Loose-lipped neural networks (LLMs) enable automated writing that mimics human speech, which is useful to scammers who develop fake websites, sometimes to coincide with events such as Black Friday.
These sites use LLMs to create unique and high-quality content that is hard to detect and analyse, often mimicking companies in dynamic industries, such as cryptocurrency.
An LLM-generated message is detectable, however, by first-person apologies or refusals to follow instructions. Weaknesses in LLM applications can also leave tells, artifacts or indicators, that enable investigators to track fraudsters.
Artifacts of this kind not only expose the use of LLMs to create scam web pages, but allow us to estimate both the campaign duration and the approximate time of content creation.
LLMs can be used not only to generate text blocks, but entire web pages.
LLM-generated text can go hand-in-hand with various techniques that hinder rule-based detection.
As large language models improve, their strengths and weaknesses, as well as the tasks they do well or poorly, are becoming better understood. Threat actors are exploring applications of this technology in a range of automation scenarios.

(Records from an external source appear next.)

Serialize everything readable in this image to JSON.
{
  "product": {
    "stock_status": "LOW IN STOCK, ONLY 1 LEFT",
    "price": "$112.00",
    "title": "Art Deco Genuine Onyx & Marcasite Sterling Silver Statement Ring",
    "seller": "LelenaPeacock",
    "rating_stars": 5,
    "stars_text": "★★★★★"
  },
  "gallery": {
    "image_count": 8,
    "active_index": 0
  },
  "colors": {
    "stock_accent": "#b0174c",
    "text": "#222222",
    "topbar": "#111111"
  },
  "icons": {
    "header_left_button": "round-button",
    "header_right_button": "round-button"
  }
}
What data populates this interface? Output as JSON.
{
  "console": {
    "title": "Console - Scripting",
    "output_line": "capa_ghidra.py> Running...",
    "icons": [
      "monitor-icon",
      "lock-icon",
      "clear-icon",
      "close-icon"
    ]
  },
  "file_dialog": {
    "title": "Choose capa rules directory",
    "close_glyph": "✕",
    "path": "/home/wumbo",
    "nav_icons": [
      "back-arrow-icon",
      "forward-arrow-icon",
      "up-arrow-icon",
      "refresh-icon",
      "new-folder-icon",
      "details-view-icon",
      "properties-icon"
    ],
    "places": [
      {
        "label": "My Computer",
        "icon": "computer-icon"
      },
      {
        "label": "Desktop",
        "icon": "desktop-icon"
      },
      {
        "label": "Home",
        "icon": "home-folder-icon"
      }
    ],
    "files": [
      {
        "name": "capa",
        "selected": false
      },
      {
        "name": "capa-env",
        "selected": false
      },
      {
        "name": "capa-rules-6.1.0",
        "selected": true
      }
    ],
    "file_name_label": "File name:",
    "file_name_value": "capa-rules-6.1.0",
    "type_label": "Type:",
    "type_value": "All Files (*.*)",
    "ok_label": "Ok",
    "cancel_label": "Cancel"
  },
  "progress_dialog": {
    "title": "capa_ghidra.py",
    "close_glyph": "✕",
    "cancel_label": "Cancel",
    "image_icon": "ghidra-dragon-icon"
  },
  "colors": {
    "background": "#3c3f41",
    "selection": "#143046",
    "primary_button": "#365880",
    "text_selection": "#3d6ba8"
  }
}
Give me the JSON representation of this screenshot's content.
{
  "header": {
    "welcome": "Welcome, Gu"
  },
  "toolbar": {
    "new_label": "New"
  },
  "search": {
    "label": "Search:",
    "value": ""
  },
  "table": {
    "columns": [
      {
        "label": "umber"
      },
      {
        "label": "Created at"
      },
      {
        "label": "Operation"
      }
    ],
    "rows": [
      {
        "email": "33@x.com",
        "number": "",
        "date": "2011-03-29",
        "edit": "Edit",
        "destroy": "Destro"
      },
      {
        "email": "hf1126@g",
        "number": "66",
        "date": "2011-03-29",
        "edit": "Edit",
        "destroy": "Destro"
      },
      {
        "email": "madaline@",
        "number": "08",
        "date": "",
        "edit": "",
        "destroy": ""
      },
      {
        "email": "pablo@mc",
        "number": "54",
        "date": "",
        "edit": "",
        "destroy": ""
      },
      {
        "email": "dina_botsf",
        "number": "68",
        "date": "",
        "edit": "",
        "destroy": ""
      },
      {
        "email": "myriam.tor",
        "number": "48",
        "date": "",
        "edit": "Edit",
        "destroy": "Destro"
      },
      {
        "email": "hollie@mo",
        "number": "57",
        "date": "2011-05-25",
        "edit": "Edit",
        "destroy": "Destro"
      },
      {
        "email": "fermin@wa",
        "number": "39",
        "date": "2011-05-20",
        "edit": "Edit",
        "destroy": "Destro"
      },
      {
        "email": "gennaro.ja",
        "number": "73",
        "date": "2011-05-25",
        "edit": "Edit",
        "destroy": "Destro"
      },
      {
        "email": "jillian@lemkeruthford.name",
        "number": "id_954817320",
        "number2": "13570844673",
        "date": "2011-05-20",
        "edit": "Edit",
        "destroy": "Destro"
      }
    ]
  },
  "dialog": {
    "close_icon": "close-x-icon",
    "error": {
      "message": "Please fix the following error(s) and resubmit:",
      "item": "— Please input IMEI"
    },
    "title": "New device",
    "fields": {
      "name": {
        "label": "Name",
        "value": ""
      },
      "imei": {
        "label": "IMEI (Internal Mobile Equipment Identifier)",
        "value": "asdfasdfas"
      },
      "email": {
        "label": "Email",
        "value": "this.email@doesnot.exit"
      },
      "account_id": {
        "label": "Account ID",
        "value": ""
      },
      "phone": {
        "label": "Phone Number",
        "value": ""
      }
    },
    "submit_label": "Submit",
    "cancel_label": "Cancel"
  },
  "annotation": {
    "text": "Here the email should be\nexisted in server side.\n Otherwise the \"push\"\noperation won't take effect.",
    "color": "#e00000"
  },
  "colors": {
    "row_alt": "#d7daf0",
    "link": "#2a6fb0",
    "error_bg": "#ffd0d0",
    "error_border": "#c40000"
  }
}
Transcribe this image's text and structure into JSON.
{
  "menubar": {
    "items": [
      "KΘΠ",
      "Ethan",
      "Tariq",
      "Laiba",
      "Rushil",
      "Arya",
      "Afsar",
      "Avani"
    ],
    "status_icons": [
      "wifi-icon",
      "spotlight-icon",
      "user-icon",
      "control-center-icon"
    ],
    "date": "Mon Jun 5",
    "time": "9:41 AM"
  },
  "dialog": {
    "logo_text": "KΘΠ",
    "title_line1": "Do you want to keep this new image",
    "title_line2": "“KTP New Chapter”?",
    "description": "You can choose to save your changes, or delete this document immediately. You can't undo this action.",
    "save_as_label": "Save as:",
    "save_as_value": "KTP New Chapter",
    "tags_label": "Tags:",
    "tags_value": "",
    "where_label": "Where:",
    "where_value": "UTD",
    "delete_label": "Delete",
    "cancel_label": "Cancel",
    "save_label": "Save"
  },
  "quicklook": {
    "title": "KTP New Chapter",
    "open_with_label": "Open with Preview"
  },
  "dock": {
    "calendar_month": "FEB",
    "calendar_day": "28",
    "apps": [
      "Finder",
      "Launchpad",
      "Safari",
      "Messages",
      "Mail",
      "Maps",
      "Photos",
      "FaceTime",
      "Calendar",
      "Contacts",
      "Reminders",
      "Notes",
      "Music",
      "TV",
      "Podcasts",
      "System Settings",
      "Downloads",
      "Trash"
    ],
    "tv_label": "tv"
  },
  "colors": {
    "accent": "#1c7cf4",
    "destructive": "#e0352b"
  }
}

Peering into the future, we can assume that LLM-generated content will become increasingly difficult to distinguish from human-written.
The task of automatically identifying LLM-generated text is extremely complex, especially as regards generic content like marketing materials, which are similar to what we saw in the examples.
To better protect yourself against phishing, be it hand-made or machine-generated, it’s best to use modern security solutions that combine analysis of text information, metadata and other attributes to protect against fraud.